Sensitivity of Auto-Segmentation to CT Reconstruction Algorithms
Mittelstaedt D, Klahr P, Nejad-Davarani S, Schulz H, Goshen L, Morris E, and Glide-Hurst C. Sensitivity of auto-segmentation to CT reconstruction algorithms. Med Phys 2017; 44(6):3302.
Purpose: In effort to reduce imaging dose while maintaining image quality, low-dose computed tomography (CT) coupled with hybrid iterative reconstruction (HIR) or model-based iterative reconstruction (MBIR) is gaining momentum. However, it is unknown how their application may impact autosegmentation frequently used for treatment planning. This work explores the sensitivity and performance of a hybrid atlas and model-based segmentation algorithm in the prostate and head and neck (H&N) across several reconstruction algorithms. Methods: A sensitivity study was conducted by reconstructing raw CT sinograms for 5 prostate and H&N cancer cases with the following settings: standard filtered backprojection (FBP), HIR levels 1-6 (quantum mottle noise reductions of 0.89 to 0.55, respectively), and MBIR (Level 3, soft and standard filters).
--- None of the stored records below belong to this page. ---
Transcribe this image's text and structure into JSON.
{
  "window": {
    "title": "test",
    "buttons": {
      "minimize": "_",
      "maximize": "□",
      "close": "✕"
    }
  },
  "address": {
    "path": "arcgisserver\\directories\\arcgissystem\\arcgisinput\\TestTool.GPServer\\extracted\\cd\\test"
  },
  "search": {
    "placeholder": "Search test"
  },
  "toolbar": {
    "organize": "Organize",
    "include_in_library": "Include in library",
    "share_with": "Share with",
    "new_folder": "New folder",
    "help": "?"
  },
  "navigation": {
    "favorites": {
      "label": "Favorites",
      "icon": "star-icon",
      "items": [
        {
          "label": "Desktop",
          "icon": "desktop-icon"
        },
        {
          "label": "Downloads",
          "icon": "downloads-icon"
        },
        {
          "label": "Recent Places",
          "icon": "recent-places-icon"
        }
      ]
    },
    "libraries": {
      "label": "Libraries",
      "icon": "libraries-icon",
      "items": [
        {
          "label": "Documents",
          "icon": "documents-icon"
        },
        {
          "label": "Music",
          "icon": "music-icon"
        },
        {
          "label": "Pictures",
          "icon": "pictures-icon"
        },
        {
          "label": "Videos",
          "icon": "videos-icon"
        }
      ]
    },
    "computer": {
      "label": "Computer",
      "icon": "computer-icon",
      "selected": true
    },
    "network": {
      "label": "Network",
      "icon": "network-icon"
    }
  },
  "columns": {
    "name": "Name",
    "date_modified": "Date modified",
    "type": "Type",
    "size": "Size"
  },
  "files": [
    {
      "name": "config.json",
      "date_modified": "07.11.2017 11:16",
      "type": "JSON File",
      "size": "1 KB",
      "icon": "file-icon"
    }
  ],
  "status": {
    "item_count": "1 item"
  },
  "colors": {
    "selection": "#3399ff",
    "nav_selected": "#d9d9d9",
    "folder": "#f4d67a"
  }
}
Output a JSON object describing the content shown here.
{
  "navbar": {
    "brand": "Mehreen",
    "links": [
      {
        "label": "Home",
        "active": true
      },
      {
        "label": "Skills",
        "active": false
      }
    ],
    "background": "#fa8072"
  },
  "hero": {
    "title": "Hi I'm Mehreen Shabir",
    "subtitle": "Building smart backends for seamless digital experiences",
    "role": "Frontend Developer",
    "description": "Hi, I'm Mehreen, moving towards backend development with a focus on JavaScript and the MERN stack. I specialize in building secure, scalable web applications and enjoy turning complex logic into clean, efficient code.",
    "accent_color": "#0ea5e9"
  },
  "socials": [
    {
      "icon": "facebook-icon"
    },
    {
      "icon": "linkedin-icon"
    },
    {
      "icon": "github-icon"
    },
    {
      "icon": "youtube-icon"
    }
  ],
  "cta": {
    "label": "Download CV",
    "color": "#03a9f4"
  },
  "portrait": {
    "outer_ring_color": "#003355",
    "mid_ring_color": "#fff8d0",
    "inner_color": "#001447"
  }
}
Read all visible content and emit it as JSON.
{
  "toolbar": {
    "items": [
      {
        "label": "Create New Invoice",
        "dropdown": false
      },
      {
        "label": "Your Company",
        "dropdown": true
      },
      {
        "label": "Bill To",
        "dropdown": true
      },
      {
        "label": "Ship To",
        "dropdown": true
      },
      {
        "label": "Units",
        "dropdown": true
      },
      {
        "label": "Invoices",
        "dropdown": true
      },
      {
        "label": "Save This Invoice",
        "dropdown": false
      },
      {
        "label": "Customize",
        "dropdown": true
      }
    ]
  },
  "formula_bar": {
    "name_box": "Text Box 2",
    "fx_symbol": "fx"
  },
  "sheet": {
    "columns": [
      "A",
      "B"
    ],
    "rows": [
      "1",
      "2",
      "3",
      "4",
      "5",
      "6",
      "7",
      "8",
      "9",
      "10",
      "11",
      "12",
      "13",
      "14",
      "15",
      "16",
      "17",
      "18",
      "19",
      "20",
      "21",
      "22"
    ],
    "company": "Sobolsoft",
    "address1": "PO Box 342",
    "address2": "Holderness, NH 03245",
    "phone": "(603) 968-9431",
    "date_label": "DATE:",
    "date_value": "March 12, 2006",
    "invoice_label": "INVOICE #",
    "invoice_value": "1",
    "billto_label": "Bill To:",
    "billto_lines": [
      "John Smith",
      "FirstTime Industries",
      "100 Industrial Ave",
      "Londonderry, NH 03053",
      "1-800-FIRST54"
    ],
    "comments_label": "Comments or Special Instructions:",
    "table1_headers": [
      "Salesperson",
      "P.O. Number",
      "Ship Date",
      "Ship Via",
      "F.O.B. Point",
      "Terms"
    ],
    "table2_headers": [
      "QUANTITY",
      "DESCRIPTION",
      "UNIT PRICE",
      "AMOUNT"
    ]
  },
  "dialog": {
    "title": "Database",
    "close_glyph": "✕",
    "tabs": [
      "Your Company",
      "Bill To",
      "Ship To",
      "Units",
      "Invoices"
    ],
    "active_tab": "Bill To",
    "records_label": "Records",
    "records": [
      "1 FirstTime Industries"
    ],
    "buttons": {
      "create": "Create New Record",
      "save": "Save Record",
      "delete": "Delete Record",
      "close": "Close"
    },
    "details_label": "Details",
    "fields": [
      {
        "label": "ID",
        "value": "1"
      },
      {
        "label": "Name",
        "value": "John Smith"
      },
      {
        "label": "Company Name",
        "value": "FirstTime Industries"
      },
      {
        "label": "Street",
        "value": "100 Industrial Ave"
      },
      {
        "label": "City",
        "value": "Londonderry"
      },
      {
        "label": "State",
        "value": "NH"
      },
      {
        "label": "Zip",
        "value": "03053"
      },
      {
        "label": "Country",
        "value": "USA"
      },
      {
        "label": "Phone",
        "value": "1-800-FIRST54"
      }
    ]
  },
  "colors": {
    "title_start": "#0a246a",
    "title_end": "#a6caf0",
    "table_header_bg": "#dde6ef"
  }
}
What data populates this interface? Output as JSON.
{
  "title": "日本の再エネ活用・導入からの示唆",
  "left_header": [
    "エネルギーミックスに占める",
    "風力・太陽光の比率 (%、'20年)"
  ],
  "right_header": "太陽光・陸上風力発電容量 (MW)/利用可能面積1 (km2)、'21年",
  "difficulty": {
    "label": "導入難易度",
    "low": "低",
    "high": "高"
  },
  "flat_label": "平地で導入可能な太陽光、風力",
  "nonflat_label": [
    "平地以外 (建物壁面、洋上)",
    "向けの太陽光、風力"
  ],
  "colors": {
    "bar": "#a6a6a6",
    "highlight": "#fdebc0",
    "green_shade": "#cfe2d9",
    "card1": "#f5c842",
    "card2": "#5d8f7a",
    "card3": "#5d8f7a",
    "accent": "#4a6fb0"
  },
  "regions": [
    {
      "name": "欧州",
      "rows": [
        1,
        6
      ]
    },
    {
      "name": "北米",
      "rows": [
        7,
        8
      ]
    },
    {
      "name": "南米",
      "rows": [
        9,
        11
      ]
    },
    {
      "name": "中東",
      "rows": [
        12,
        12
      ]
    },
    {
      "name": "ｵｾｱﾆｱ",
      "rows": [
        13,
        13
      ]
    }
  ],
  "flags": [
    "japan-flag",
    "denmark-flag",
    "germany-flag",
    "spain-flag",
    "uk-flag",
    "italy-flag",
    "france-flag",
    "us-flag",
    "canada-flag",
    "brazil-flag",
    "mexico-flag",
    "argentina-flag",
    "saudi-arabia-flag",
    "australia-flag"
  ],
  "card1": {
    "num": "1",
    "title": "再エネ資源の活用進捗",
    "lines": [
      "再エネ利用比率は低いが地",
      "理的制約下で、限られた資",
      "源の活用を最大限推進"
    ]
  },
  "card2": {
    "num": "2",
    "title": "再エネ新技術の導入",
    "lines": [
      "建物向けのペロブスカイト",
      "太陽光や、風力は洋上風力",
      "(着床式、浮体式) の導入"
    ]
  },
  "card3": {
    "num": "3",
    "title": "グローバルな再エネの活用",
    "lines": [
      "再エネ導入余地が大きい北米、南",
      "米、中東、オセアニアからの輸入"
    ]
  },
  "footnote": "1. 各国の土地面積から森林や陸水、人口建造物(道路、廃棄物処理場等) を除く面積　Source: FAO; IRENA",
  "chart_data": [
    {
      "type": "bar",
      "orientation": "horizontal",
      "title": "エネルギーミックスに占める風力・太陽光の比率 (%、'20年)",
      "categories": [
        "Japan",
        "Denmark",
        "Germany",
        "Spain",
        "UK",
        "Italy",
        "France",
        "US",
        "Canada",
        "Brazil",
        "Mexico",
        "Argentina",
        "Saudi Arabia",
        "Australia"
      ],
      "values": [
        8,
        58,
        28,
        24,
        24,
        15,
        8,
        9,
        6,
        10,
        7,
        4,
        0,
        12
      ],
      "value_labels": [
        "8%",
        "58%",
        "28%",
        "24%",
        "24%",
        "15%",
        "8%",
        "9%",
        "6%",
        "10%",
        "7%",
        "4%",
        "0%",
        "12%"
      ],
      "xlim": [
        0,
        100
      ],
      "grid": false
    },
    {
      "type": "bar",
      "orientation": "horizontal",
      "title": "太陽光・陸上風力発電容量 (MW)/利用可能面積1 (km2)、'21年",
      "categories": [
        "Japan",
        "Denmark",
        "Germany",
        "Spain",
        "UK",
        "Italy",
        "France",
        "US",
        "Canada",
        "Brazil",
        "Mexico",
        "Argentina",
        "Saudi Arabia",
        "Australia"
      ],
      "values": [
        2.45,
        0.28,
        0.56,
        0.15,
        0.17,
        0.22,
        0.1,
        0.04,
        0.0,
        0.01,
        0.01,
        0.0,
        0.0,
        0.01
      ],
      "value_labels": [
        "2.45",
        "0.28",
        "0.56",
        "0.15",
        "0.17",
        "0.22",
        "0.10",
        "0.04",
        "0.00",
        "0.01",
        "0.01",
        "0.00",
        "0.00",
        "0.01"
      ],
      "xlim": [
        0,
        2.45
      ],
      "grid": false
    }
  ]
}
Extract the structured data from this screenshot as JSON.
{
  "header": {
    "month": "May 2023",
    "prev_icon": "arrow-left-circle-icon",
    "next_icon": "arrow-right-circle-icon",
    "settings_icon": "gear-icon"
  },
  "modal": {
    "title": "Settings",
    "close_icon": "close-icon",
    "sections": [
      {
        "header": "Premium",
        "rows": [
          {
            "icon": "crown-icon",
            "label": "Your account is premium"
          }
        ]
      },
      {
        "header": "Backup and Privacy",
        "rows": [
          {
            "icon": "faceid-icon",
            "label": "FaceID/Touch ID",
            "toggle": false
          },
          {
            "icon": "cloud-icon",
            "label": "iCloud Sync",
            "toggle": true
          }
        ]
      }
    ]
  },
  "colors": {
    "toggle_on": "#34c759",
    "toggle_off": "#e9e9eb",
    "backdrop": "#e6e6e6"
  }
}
Reconstructed CTs were then inputted into previously validated auto-segmentation software and agreement was determined based on volume and Dice similarity coefficient (DSC), using FBP as the gold standard. Results: In regions with discrete attenuation differences (i.e. femur, sacrum, and pelvis bones for prostate and mandible and brain for H&N), HIR and MBIR segmentations agreed well with FBP (DSC > 0.98, volume differences < 2%). Bladder, eyes, brainstem, and parotid segmentations were generally insensitive to HIR and MBIR settings (DSC > 0.90). Smaller, complex H&N organs had increased variability with reconstruction algorithm including the optic nerves, (DSC 0.59-0.89, ∼30% larger than FBP) and pharyngeal constrictors (DSC 0.71-0.83, ∼20% smaller than FBP). In pelvis, patient-specific Results were obtained for the rectum (DSC 0.73- 0.90) and seminal vesicles (DSC 0.46-0.93), suggesting that additional modifications may be required. In small organs (i.e., lens and cochlea), auto-segmentation was not as reliable. Conclusion: Auto-segmentation was robust for HIR and MBIR for high contrast structures. Soft tissue organs are likely to need additional physician modifications to ensure accuracy. Future work will include benchmarking against physician contours and identifying when MBIR offers potential to improve auto-segmentation performance.